As South Africa commemorates the 30th anniversary of the Constitution (21 March), we are celebrating a document that was designed to protect the inherent dignity of every citizen.
In 1996, the threats to that dignity were largely physical. Today, however, our lives are lived in large parts through screens, and the “private spaces” section 14 of the Constitution seeks to protect are no longer just our homes – they expand to our digital assets, our inboxes, and digital identities.
The theme for Human Rights Month 2026, “Bill of Rights at 30: Making Human Dignity Real,” presents quite a challenge to the corporate world. In a modern democracy, human dignity is, arguably, inextricably linked to digital safety.
When an organisation fails to protect the personal information of its employees or customers, it is a failure to uphold a foundational promise – one that bears a striking resemblance to those penned on many constitutions the world over.
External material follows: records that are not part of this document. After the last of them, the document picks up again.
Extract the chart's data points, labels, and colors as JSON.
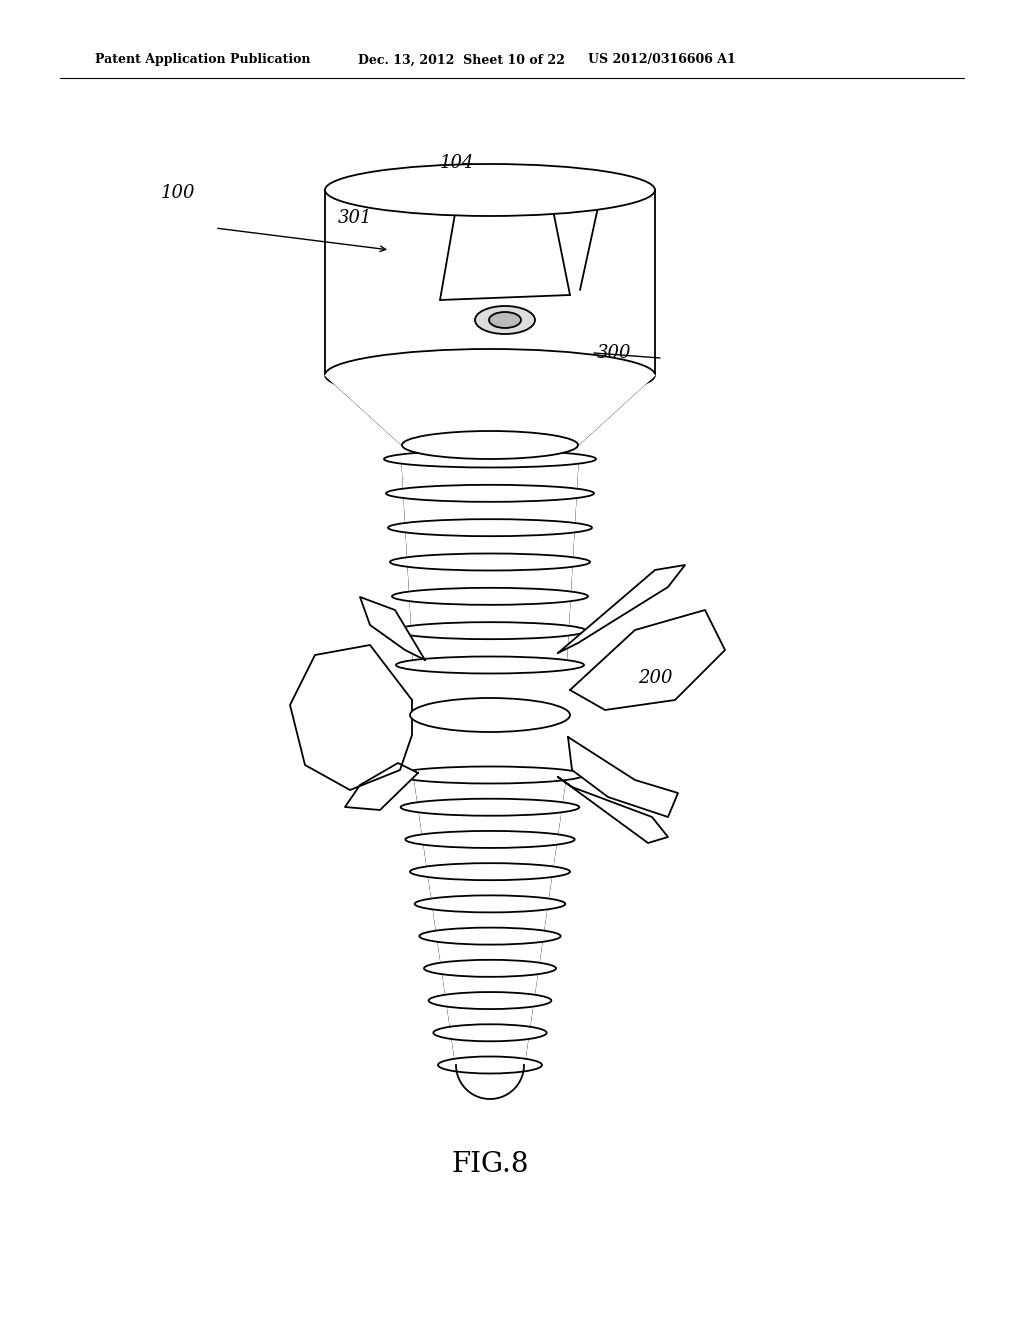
{
  "title": "FIG.8",
  "header_left": "Patent Application Publication",
  "header_middle": "Dec. 13, 2012  Sheet 10 of 22",
  "header_right": "US 2012/0316606 A1",
  "label_100": "100",
  "label_104": "104",
  "label_300": "300",
  "label_301": "301",
  "label_200": "200",
  "bg_color": "#ffffff",
  "line_color": "#000000",
  "fig_width": 10.24,
  "fig_height": 13.2
}
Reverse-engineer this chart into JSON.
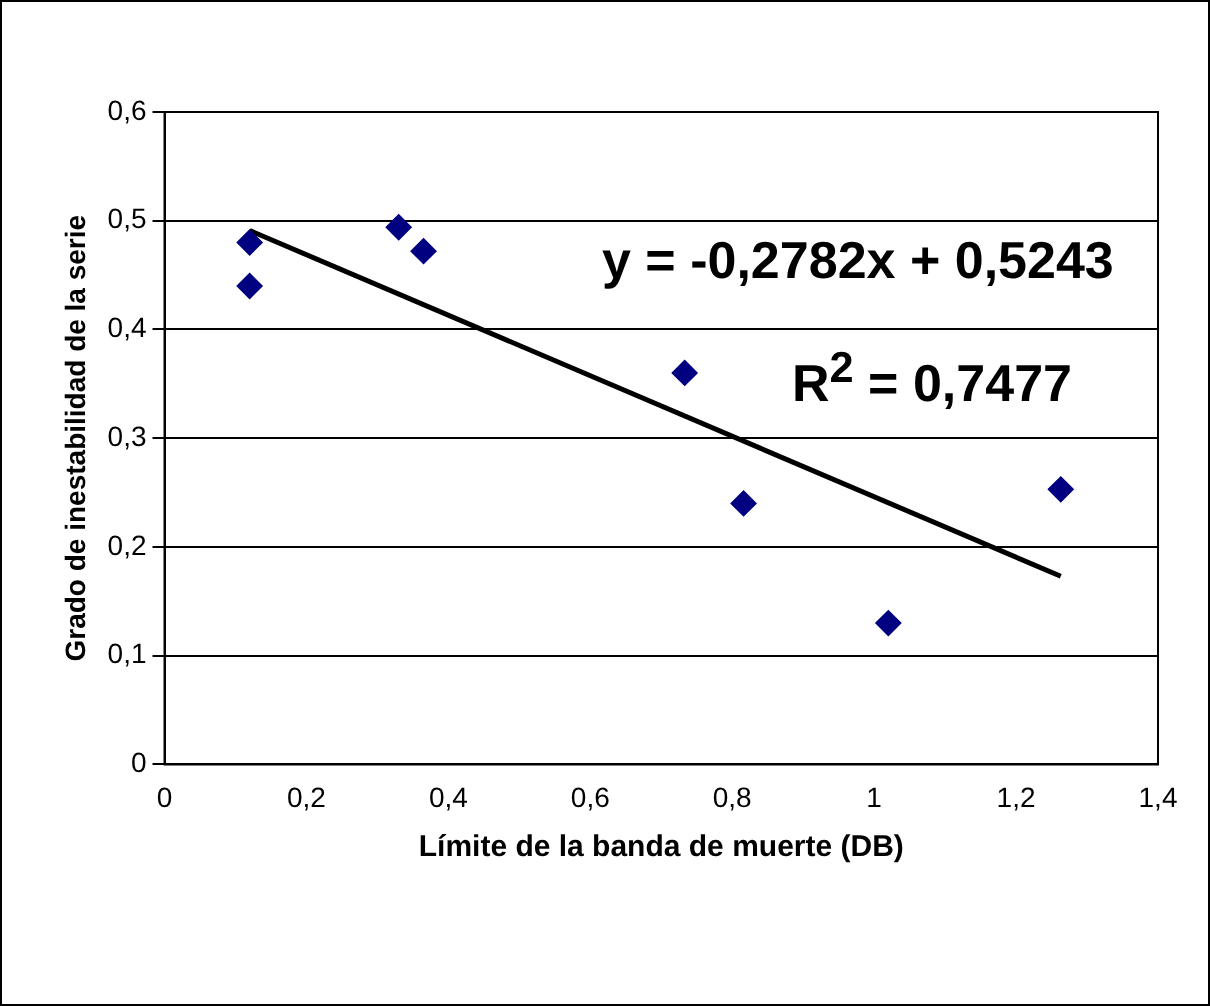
{
  "chart_data": {
    "type": "scatter",
    "xlabel": "Límite de la banda de muerte (DB)",
    "ylabel": "Grado de inestabilidad de la serie",
    "xlim": [
      0,
      1.4
    ],
    "xticks": [
      {
        "value": 0,
        "label": "0"
      },
      {
        "value": 0.2,
        "label": "0,2"
      },
      {
        "value": 0.4,
        "label": "0,4"
      },
      {
        "value": 0.6,
        "label": "0,6"
      },
      {
        "value": 0.8,
        "label": "0,8"
      },
      {
        "value": 1,
        "label": "1"
      },
      {
        "value": 1.2,
        "label": "1,2"
      },
      {
        "value": 1.4,
        "label": "1,4"
      }
    ],
    "ylim": [
      0,
      0.6
    ],
    "yticks": [
      {
        "value": 0,
        "label": "0"
      },
      {
        "value": 0.1,
        "label": "0,1"
      },
      {
        "value": 0.2,
        "label": "0,2"
      },
      {
        "value": 0.3,
        "label": "0,3"
      },
      {
        "value": 0.4,
        "label": "0,4"
      },
      {
        "value": 0.5,
        "label": "0,5"
      },
      {
        "value": 0.6,
        "label": "0,6"
      }
    ],
    "grid": "y",
    "legend": false,
    "series": [
      {
        "marker": "diamond",
        "color": "#000080",
        "x": [
          0.12,
          0.12,
          0.33,
          0.365,
          0.733,
          0.816,
          1.02,
          1.263
        ],
        "values": [
          0.48,
          0.44,
          0.494,
          0.472,
          0.36,
          0.24,
          0.13,
          0.253
        ]
      },
      {
        "type": "line",
        "marker": "none",
        "color": "#000000",
        "x": [
          0.12,
          1.263
        ],
        "values": [
          0.491,
          0.173
        ]
      }
    ],
    "annotations": [
      "y = -0,2782x + 0,5243",
      "R$^{2}$ = 0,7477"
    ]
  }
}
Section 14 and the evolution of privacy
Section 14 of the South African Constitution is clear that everyone has the right to privacy. While this traditionally protected citizens from unlawful searches of their property, the digital age has fundamentally expanded the definition of what is “private”.
“Privacy is the bedrock of dignity,” asserts Anna Collard, senior vice-president of content strategy and CISO advisor at KnowBe4 Africa. “If you don’t have control over your personal data, you lose some of the autonomy you have over your own life.
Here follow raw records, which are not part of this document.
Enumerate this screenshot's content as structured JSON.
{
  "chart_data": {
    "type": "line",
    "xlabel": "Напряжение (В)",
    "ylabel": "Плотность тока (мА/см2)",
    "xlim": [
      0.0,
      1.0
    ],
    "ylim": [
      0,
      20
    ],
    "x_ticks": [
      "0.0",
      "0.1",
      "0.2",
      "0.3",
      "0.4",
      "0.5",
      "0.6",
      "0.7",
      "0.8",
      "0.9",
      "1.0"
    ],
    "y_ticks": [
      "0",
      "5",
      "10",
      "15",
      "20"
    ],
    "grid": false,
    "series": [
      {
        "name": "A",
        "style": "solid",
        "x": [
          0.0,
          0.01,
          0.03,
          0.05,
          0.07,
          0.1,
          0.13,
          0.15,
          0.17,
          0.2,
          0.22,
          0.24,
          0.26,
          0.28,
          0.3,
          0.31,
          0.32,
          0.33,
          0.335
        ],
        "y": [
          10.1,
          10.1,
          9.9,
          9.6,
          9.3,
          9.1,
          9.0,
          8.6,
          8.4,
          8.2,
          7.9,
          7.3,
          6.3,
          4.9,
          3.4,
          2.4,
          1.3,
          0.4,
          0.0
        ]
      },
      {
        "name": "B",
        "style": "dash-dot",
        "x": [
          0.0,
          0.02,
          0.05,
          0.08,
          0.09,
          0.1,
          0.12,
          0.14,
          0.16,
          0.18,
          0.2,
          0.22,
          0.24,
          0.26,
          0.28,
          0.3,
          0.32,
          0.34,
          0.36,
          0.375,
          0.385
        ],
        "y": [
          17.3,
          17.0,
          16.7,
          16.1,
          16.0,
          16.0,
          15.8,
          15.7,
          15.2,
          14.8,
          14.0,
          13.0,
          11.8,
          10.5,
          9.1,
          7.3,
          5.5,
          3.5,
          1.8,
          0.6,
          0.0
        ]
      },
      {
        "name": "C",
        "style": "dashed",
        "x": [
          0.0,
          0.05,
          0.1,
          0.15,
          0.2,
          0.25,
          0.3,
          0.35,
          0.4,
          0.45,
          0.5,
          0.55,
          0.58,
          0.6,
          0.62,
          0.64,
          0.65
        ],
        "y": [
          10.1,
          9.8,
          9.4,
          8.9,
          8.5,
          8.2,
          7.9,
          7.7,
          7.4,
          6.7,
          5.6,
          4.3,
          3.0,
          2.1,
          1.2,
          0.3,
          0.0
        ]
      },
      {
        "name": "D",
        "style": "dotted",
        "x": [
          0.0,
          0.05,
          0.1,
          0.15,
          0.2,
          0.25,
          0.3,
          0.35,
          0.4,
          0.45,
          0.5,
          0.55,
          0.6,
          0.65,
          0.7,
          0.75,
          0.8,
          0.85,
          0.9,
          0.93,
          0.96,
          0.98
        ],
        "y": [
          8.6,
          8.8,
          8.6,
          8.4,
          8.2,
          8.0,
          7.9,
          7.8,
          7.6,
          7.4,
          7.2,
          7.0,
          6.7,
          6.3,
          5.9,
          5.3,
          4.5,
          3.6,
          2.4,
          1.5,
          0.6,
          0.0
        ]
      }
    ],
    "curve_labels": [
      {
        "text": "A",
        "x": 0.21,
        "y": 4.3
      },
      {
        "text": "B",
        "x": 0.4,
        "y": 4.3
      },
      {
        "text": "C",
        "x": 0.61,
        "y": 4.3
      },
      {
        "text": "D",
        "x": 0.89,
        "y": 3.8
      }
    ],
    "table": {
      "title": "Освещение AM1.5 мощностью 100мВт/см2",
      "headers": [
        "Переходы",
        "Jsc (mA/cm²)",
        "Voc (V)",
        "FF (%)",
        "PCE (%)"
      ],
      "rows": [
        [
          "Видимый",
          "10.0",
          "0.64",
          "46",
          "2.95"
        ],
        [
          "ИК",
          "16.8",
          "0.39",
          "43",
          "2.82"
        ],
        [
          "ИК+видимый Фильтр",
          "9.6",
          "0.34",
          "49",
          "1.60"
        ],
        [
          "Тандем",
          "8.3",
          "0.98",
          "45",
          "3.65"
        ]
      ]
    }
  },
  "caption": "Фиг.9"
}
“When that data is leaked – whether through a corporate breach or a sophisticated scam victims are left vulnerable to financial ruin, emotional distress, and even physical risk. In that sense, the right to privacy – and data privacy even – is actually a basic human right.”
This perspective moves cybersecurity out of the server room and into the realm of social justice. If organisations are the custodians of South Africans’ data, they are, by extension, the custodians of part of their constitutional rights.
The ripple effect of empowerment
One of the most powerful ways to “make human dignity real” is through empowerment. Cybersecurity has long been viewed as a series of restrictions – blocking websites, enforcing complex passwords, and monitoring activity.
But true security in a free society should be about empowerment.
“We need to stop thinking of security awareness as a corporate compliance task and start seeing it as a vital life skill,” says Collard. “When an organisation trains its employees to spot a social engineering attack, that knowledge doesn’t stay at the office. There is a profound ripple effect.”
An employee who learns how to defend themselves at work becomes a more resilient digital citizen. They take that knowledge home to protect their elderly parents from pension fraud or to teach their children how to navigate an increasingly predatory online world.
By investing in human defence, organisations are contributing to the digital literacy and safety of the broader South African community.
“Exclusion from digital safety is a form of inequality,” Collard notes. “When people lack the knowledge to protect themselves, they are more easily exploited financially, emotionally and politically.”
Moving beyond compliance
The Protection of Personal Information Act (POPIA) was enacted to give teeth to Section 14, and compliance is often what drives boardrooms to act.
However, a rights-based approach to security suggests a higher standard, moving from compliance (doing it because you have to) to stewardship (doing it because you care).
“Good security shouldn’t be about avoiding a fine,” Collard argues. “It should be about respecting the individual. We teach people to lock and bolt their doors because we value their safety. We must apply that same logic to the digital world.
“Turning on multi-factor authentication or pausing before clicking a suspicious link are the digital equivalents of checking the gate is locked. They are simple acts that preserve the sanctity of our private lives.”
Anonymity versus accountability
Rather than being associated with hiding, Collard maintains that privacy is about dignity and agency.
“There is obviously a balance between anonymity and accountability,” she concedes. “In certain cases, like criminal or harassment incidents, in child abuse or other undesirable behaviour, the right to privacy needs to take second place to the rule of law.”
She believes absolute anonymity can lead to deplorable behaviour. “So, I would say yes to privacy and data protection, but no to absolute anonymity,” she emphasises.
“As we reflect on 30 years of constitutional democracy, we must recognise that the struggle for dignity has entered a new phase. In 2026, being a responsible organisation means more than just turning a profit – it means ensuring that every employee and customer can participate in the digital economy without fearing for their identity.”